## Import Libraries and read data

In [1]:
# Import manipulation libraries
import itertools
import pandas as pd
import numpy as np

# Import visualization libraries
import matplotlib.pyplot as plt
import seaborn as sns

# Ignore Warning library
import warnings

# ML/Preproc libraries
from sklearn.preprocessing import RobustScaler, StandardScaler, MinMaxScaler, OneHotEncoder, PowerTransformer
from sklearn.tree import DecisionTreeClassifier
from sklearn.compose import ColumnTransformer
from sklearn.pipeline import Pipeline 


In [2]:
# Ignore certain warnings when plotting
warnings.filterwarnings("ignore", "is_categorical_dtype")
warnings.filterwarnings("ignore", "use_inf_as_na")

In [3]:
# Import data from csv
test_values = pd.read_csv('test_values.csv')
train_labels = pd.read_csv('train_labels.csv')
train_values = pd.read_csv('train_values.csv')

In [4]:
# Merge training datasets to have 1 df
df = pd.merge(train_values, train_labels, on='building_id')

## Data Cleaning

In [5]:
# Define anomaly detection visualization function
def anomaly_detection(data, columns):
    # Univariate columns
    if columns[0] == 'geo_level_1_id':
        for col in columns:
            plt.figure(figsize=(10,6))
            sns.boxplot(data=data, x=col)
            plt.title(f'Feature: {col}');
    elif columns[0] == 'land_surface_condition':
        data_encoded = pd.get_dummies(data, columns=columns, dtype=int)
        for col in [col for col in data_encoded.columns if col not in data.columns]:
            plt.figure(figsize=(10,6))
            sns.kdeplot(data_encoded[col], fill=True, warn_singular=False)
            plt.title(f'Feature: {col}');
    elif columns[0] == 'has_superstructure_adobe_mud':
        for col in columns:
            plt.figure(figsize=(10,6))
            sns.histplot(data=data, x=col, stat='count')
            plt.title(f'Feature: {col}');

In [6]:
# Lambda function to deal with string issues for columns
col_trans = lambda x: x.replace(',','').split()

In [None]:
# Classifying each column
num_features = col_trans('geo_level_1_id, geo_level_2_id, geo_level_3_id')
cat_features = col_trans('land_surface_condition, foundation_type, roof_type, ground_floor_type, other_floor_type, position, plan_configuration, legal_ownership_status')
binary_features = col_trans('has_superstructure_adobe_mud, has_superstructure_mud_mortar_stone, has_superstructure_stone_flag, has_superstructure_cement_mortar_stone, has_superstructure_mud_mortar_brick, has_superstructure_cement_mortar_brick, has_superstructure_timber, has_superstructure_bamboo, has_superstructure_rc_engineered, has_superstructure_other, has_secondary_use_hotel, has_secondary_use_rental, has_secondary_use_institution, has_secondary_use_school, has_secondary_use_industry, has_secondary_use_health_post, has_secondary_use_gov_office, has_secondary_use_use_police, has_secondary_use_other')
left_skew_features = col_trans('count_floors_pre_eq, age, area_percentage, height_percentage, count_families')
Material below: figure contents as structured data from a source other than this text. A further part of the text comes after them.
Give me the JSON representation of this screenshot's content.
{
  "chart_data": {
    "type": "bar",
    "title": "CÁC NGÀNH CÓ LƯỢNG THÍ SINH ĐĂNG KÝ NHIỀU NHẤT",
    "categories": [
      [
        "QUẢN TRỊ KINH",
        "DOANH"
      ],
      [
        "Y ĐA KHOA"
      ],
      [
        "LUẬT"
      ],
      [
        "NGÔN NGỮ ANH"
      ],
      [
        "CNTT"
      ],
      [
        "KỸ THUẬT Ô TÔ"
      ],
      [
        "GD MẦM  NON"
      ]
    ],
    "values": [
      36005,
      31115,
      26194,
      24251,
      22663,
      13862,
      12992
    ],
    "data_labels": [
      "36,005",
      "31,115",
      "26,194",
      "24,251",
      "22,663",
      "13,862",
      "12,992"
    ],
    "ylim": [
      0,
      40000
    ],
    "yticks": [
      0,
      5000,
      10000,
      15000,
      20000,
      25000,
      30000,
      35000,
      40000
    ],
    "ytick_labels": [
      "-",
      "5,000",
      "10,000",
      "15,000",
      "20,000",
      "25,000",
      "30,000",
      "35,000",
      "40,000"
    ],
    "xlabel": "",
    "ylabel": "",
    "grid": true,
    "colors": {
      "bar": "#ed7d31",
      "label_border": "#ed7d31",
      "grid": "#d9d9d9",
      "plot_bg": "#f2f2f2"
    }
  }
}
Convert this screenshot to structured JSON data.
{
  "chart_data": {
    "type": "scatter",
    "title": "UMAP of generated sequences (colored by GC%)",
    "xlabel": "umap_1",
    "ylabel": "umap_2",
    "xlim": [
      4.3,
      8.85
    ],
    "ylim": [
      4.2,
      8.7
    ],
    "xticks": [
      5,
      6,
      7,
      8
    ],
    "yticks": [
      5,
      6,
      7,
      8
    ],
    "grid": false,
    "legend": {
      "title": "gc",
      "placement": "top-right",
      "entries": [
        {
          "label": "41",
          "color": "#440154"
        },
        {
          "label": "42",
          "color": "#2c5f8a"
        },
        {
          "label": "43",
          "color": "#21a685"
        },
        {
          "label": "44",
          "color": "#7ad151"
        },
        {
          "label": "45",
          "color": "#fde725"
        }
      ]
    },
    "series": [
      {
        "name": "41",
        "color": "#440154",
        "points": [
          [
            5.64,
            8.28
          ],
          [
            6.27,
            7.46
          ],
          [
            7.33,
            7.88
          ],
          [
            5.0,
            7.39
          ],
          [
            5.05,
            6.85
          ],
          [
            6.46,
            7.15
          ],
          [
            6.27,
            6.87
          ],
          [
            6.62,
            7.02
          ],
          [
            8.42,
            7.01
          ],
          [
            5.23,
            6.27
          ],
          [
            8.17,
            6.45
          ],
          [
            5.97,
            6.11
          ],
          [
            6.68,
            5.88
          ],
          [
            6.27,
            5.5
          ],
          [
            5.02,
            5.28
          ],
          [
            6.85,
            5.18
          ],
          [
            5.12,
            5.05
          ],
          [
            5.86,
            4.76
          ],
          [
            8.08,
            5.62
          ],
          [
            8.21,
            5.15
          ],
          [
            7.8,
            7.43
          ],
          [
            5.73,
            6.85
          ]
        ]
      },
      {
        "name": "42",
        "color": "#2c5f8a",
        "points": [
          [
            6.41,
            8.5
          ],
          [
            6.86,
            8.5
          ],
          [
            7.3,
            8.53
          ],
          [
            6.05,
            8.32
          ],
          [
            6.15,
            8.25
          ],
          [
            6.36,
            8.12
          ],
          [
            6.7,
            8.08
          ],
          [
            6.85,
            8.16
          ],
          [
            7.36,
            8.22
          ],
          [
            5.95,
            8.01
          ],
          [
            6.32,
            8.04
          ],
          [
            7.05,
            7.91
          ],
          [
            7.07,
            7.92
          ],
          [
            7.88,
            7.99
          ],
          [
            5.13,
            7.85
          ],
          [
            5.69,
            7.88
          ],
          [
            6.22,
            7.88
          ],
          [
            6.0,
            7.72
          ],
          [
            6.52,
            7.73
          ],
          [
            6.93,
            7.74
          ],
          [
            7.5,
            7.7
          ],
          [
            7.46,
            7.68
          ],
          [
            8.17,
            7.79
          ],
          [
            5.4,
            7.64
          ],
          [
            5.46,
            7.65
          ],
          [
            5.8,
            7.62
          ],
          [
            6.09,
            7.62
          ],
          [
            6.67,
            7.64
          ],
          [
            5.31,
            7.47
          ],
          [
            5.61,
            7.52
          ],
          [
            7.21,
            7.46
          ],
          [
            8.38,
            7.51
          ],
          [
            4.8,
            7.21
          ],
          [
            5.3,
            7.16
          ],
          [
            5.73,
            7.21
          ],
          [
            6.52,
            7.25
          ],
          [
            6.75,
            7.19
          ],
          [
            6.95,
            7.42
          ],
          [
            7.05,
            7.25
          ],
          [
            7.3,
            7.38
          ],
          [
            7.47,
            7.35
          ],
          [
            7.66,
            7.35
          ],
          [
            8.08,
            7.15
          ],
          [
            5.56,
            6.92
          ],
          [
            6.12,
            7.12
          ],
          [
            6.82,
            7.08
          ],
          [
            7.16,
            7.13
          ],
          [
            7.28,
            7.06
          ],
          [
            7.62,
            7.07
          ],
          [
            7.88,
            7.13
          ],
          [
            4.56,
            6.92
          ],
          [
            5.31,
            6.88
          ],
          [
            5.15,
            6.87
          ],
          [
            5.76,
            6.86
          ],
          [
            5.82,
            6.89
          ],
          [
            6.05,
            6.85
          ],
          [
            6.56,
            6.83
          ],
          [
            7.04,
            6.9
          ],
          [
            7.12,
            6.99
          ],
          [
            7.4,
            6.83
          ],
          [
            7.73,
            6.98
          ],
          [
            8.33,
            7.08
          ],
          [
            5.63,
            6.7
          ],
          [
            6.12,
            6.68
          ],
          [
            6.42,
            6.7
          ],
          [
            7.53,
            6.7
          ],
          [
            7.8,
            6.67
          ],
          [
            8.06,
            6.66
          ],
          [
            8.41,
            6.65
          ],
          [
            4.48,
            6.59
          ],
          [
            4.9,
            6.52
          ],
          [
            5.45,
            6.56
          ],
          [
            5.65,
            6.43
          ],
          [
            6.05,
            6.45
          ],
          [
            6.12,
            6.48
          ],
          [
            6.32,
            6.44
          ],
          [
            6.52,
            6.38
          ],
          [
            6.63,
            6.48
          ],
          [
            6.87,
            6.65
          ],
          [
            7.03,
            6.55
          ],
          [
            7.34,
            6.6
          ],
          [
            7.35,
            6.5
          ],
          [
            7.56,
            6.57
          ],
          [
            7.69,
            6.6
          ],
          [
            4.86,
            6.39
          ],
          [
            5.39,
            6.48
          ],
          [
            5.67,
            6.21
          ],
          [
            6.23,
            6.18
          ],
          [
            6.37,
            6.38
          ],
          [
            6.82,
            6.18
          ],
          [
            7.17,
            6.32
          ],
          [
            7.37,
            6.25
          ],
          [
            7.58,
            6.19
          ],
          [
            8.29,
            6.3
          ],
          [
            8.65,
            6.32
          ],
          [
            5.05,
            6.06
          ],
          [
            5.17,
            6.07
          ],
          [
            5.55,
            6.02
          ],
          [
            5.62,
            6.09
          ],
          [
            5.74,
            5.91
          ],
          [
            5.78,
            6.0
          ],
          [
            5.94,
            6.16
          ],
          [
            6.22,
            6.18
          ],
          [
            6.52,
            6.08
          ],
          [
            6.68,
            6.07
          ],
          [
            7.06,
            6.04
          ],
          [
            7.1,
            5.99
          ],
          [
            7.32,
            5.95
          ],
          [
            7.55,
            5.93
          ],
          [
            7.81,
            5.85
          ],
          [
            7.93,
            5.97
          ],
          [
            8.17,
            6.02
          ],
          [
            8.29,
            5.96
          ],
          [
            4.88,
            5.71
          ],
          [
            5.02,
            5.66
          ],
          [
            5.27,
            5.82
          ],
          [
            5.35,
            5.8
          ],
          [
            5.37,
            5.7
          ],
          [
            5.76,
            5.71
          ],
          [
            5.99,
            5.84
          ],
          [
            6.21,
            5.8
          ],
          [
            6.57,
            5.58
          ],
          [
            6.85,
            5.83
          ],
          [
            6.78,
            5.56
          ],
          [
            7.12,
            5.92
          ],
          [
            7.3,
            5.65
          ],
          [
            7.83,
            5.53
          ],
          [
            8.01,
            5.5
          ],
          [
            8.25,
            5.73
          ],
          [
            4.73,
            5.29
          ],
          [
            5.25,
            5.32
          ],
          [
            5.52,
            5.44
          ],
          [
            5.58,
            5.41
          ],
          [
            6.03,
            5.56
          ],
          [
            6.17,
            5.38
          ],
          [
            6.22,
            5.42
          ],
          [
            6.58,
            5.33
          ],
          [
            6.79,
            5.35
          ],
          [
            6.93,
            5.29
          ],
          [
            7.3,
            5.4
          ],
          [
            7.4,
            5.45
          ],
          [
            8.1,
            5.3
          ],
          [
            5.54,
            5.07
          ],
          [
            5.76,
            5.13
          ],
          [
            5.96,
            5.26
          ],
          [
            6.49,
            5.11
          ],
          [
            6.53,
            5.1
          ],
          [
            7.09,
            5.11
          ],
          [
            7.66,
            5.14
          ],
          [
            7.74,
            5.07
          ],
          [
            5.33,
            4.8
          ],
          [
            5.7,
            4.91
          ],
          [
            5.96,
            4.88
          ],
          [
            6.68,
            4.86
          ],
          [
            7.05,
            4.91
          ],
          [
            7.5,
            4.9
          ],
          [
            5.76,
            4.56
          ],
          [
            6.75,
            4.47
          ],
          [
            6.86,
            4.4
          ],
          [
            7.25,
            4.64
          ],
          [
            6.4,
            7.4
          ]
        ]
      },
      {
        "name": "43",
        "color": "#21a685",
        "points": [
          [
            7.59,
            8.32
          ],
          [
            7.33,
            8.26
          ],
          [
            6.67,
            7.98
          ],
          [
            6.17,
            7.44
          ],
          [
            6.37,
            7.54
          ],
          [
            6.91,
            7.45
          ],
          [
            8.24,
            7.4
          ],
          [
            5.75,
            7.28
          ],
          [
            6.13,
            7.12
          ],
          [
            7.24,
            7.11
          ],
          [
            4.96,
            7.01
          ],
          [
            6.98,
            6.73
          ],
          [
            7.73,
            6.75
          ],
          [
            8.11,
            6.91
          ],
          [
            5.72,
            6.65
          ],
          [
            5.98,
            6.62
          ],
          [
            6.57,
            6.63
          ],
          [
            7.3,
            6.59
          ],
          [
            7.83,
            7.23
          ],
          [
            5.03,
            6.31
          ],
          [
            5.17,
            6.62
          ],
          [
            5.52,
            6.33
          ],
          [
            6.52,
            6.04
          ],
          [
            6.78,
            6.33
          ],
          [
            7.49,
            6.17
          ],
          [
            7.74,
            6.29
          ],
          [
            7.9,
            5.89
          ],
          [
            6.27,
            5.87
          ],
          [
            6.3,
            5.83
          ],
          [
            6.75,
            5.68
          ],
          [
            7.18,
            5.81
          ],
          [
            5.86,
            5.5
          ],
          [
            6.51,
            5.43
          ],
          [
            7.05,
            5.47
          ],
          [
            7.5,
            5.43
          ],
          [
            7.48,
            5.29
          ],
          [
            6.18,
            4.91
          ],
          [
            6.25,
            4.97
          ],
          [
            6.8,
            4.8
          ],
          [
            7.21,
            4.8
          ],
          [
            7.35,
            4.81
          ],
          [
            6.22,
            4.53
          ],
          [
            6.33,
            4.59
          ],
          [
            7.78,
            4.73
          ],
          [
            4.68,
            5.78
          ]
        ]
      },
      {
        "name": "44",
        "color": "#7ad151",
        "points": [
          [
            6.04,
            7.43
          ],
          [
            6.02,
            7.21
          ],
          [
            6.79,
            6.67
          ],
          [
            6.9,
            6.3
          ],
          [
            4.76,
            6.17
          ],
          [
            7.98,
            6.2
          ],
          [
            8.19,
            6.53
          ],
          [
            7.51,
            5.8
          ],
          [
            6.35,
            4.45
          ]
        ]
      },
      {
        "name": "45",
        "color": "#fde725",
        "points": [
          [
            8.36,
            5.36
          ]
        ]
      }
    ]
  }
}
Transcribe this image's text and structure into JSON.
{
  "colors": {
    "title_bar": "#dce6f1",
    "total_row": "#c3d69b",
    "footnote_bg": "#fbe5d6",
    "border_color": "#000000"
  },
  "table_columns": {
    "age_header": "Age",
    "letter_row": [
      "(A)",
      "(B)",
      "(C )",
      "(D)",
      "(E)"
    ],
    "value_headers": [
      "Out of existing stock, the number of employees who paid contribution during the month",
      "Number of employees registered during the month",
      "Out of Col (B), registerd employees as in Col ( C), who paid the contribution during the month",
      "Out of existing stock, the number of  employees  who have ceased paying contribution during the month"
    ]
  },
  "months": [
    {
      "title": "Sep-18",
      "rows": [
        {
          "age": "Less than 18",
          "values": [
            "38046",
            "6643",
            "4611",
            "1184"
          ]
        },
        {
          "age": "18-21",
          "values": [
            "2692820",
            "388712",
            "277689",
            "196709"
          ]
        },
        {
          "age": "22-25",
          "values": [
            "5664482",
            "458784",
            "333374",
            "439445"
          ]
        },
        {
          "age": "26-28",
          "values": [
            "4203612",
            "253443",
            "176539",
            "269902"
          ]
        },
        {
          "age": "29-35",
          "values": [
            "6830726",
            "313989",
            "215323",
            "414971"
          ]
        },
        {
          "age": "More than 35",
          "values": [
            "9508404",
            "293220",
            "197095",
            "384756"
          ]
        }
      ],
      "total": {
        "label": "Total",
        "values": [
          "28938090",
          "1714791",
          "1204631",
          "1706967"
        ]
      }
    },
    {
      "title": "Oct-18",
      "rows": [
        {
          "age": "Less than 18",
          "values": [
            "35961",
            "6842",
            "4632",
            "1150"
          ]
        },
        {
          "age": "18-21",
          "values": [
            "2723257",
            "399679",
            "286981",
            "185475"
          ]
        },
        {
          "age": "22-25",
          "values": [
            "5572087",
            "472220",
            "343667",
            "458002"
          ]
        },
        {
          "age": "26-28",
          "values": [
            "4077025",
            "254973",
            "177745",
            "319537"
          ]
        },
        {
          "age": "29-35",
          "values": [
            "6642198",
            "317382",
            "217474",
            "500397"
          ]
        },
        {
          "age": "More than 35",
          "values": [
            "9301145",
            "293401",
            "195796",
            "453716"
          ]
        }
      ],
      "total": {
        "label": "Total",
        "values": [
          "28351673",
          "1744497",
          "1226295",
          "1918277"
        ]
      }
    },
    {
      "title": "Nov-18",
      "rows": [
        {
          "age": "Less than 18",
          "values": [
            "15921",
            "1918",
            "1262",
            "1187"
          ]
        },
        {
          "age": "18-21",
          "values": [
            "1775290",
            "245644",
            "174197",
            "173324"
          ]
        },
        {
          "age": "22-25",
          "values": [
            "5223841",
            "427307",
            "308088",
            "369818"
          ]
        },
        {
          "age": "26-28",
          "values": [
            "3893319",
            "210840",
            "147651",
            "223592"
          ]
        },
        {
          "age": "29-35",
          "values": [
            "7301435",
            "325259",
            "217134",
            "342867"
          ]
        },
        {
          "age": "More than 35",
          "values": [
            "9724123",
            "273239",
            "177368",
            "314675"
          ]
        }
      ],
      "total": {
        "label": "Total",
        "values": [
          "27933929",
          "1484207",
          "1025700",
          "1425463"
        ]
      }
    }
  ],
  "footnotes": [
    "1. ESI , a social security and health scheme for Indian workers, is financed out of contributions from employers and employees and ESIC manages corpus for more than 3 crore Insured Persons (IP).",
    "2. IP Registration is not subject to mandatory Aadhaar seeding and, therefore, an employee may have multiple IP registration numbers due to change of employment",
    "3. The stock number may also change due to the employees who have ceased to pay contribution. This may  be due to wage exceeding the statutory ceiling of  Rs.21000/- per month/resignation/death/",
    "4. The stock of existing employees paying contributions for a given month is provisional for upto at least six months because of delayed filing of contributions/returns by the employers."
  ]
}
### Categorical Anomaly Detection

In [None]:
# Univariant columns anomaly detection
anomaly_detection(data=df, columns=cat_features)

### Univariate Anomaly Detection

In [None]:
anomaly_detection(data=df, columns=list(itertools.chain(num_features, left_skew_features)))

### Binary Anomaly Detection

In [None]:
anomaly_detection(data=df, columns=binary_features)

## Data Transformation

### Viewing distribution of Univariate data

In [10]:
# Function to view skewness of univariate data
def skew_vis(data, columns):
    for feat in columns:
        plt.figure(figsize=(10,6))
        sns.histplot(data=data[feat], bins=150)
        plt.title(f'Dist of Feature: {feat}')


#### Regular data Skewness

In [None]:
skew_vis(data=df, columns=list(itertools.chain(num_features, left_skew_features)))

## Model Selection

### Baseline Model

In [139]:
# Split data into X and y to diffentiate training data and target data
X = df.drop(columns=['damage_grade'])
y = df[['damage_grade']]

In [141]:
# Building custom transformer for preprocessing
class CustomerTransformer:
    def __init__(self):
        self.minmax_features = num_features
        self.ohe_features = cat_features
        self.yj_columns = left_skew_features
        self.minmax_scaler = MinMaxScaler()
        self.ohe_encoder = OneHotEncoder(sparse_output=False, handle_unknown='ignore')
        self.yj_transformer = PowerTransformer(method='yeo-johnson')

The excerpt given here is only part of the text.